Although the short story is written from the third person point of view, the narrator rarely comments upon the characters’ dialogue. The infrequent narrative intrusions on the page leave Carole alone to navigate her interactions with Henry and Betty. Hill has allowed the characters’ extended dialogue to consume the majority of the narrative so as to formally capture its relentless tone. Because Carole is blocked into the window seat, she is powerless to dismiss herself from the conversation with the Nortons. She therefore must listen to and answer their questions despite the perpetual “hollowness in her stomach” that she feels (Paragraph 15). The narrative’s reliance on dialogue immerses the reader in Carole’s experience.

Ambiguity

Due to the third person narrator infrequently intruding upon the three primary characters’ conversation, the short story is defined by its ambiguous atmosphere. While the narrator is present throughout the narrative, they do not always remark upon or explain what the characters are thinking or feeling, or even how they are physically orienting their bodies. For example, after Henry “turns [Carole’s] doll right side up” and exclaims, “A black doll! I never saw such a thing,” Carole’s lines of dialogue follow and the narrator makes no commentary upon the incident (Paragraph 4). A few paragraphs below, the narrator does note that “Carole tucks the doll close to the window,” but they do not detail what is passing through Carole’s mind as a result of Henry’s actions (Paragraph 7).

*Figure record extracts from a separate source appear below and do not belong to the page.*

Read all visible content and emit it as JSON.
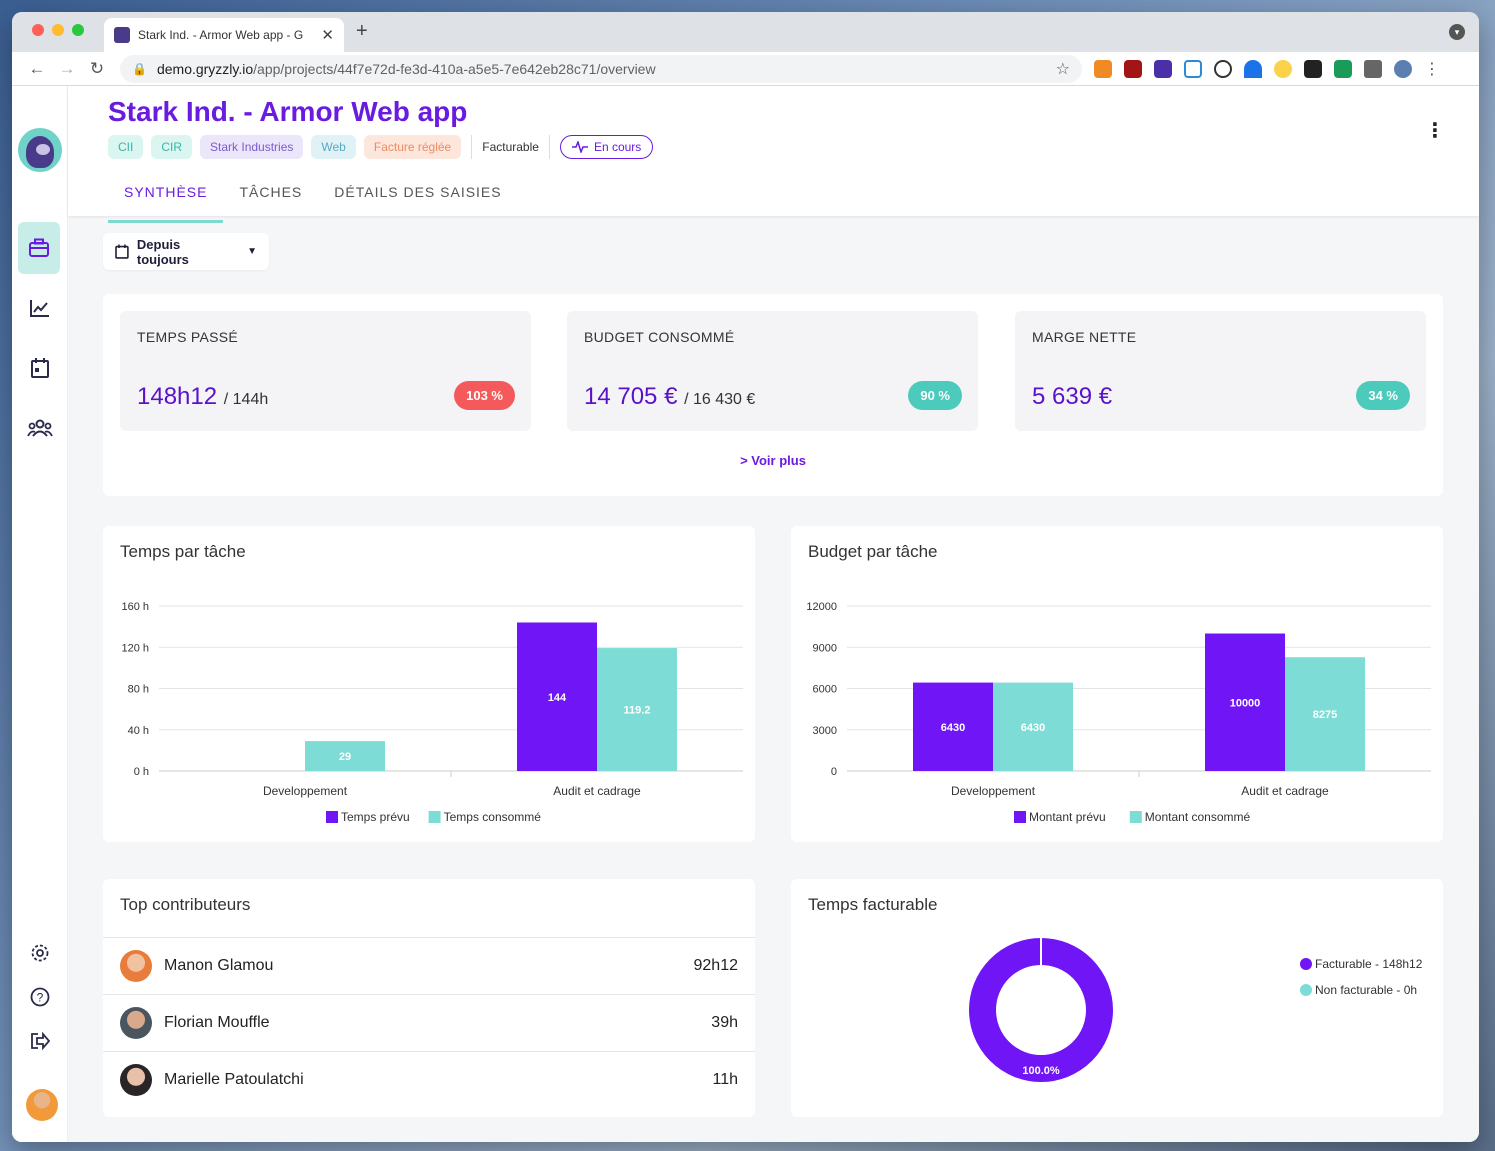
{
  "browser": {
    "tab_title": "Stark Ind. - Armor Web app - G",
    "url_host": "demo.gryzzly.io",
    "url_path": "/app/projects/44f7e72d-fe3d-410a-a5e5-7e642eb28c71/overview"
  },
  "project": {
    "title": "Stark Ind. - Armor Web app",
    "tags": [
      "CII",
      "CIR",
      "Stark Industries",
      "Web",
      "Facture réglée"
    ],
    "billing": "Facturable",
    "status": "En cours"
  },
  "tabs": [
    "SYNTHÈSE",
    "TÂCHES",
    "DÉTAILS DES SAISIES"
  ],
  "filter": {
    "label": "Depuis toujours"
  },
  "kpis": [
    {
      "label": "TEMPS PASSÉ",
      "value": "148h12",
      "sub": "/ 144h",
      "badge": "103 %",
      "badge_color": "#f4595b"
    },
    {
      "label": "BUDGET CONSOMMÉ",
      "value": "14 705 €",
      "sub": "/ 16 430 €",
      "badge": "90 %",
      "badge_color": "#4ccbbc"
    },
    {
      "label": "MARGE NETTE",
      "value": "5 639 €",
      "sub": "",
      "badge": "34 %",
      "badge_color": "#4ccbbc"
    }
  ],
  "voir_plus": "> Voir plus",
  "colors": {
    "accent": "#6a1be0",
    "bar_primary": "#7015f5",
    "bar_secondary": "#7ddcd6",
    "danger": "#f4595b"
  },
  "chart_data": [
    {
      "type": "bar",
      "title": "Temps par tâche",
      "categories": [
        "Developpement",
        "Audit et cadrage"
      ],
      "series": [
        {
          "name": "Temps prévu",
          "values": [
            0,
            144
          ],
          "labels": [
            "",
            "144"
          ]
        },
        {
          "name": "Temps consommé",
          "values": [
            29,
            119.2
          ],
          "labels": [
            "29",
            "119.2"
          ]
        }
      ],
      "ylim": [
        0,
        160
      ],
      "yticks": [
        "0 h",
        "40 h",
        "80 h",
        "120 h",
        "160 h"
      ],
      "ytick_values": [
        0,
        40,
        80,
        120,
        160
      ],
      "grid": true,
      "legend": "bottom"
    },
    {
      "type": "bar",
      "title": "Budget par tâche",
      "categories": [
        "Developpement",
        "Audit et cadrage"
      ],
      "series": [
        {
          "name": "Montant prévu",
          "values": [
            6430,
            10000
          ],
          "labels": [
            "6430",
            "10000"
          ]
        },
        {
          "name": "Montant consommé",
          "values": [
            6430,
            8275
          ],
          "labels": [
            "6430",
            "8275"
          ]
        }
      ],
      "ylim": [
        0,
        12000
      ],
      "yticks": [
        "0",
        "3000",
        "6000",
        "9000",
        "12000"
      ],
      "ytick_values": [
        0,
        3000,
        6000,
        9000,
        12000
      ],
      "grid": true,
      "legend": "bottom"
    },
    {
      "type": "pie",
      "title": "Temps facturable",
      "slices": [
        {
          "name": "Facturable - 148h12",
          "value": 100.0
        },
        {
          "name": "Non facturable - 0h",
          "value": 0
        }
      ],
      "center_label": "100.0%",
      "legend": "right"
    }
  ],
  "contributors": {
    "title": "Top contributeurs",
    "rows": [
      {
        "name": "Manon Glamou",
        "hours": "92h12"
      },
      {
        "name": "Florian Mouffle",
        "hours": "39h"
      },
      {
        "name": "Marielle Patoulatchi",
        "hours": "11h"
      }
    ]
  },
  "icons": {
    "sidebar": [
      "briefcase-icon",
      "chart-line-icon",
      "calendar-icon",
      "team-icon",
      "settings-icon",
      "help-icon",
      "logout-icon"
    ]
  }
}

The narrator’s elusiveness throughout the short story therefore compels the reader to engage more thoughtfully with the events occurring on the page. Hill is thus asking his reader to interpret the narrative events and exchanges without authorial or narrative guidance. This is why the short story closes with the ambiguous image of Betty scoffing at Carole’s sensitivity instead of with Carole settled safely into her new seat; Hill is granting Betty the proverbial last word, and thus the power over Carole. However, neither Hill nor the narrator draw this conclusion on behalf of the reader.

Point of View

The short story is written from the third person limited point of view and thus centralizes the experiences of the main character. Throughout the short story, the third person narrator inhabits Carole’s consciousness. The narrator’s perception and rendering of the narrative world on the page are thus dictated by Carole’s character. The way Carole sees, perceives, and interprets her experiences is how the narrator presents these experiences. When Carole sees her reflection in the mirror, for example, she simply thinks of her father deeming her “clear complexion […] ‘milk milk milk milk chocolate’” (Paragraph 1). Carole has no concept of her appearance and identity being potentially problematic, and the narrator does not regard or describe her in this manner.

 

The third person limited point of view enacts Carole’s developing sense of self. As a child, Carole does not have a defined sense of who she is and why. She takes pride in her appearance and attempts to prove herself “a young lady,” but she has yet to craft an identity (Paragraph 38). The third person limited perspective thus captures the degree of separation Carole still has from own psyche; she is not confused about her identity, but it has yet to take shape inside her. The narrative vantage point grants the reader access to Carole’s interiority. However, Carole is not narrating her account in her own words and is thus unready to claim ownership of her voice.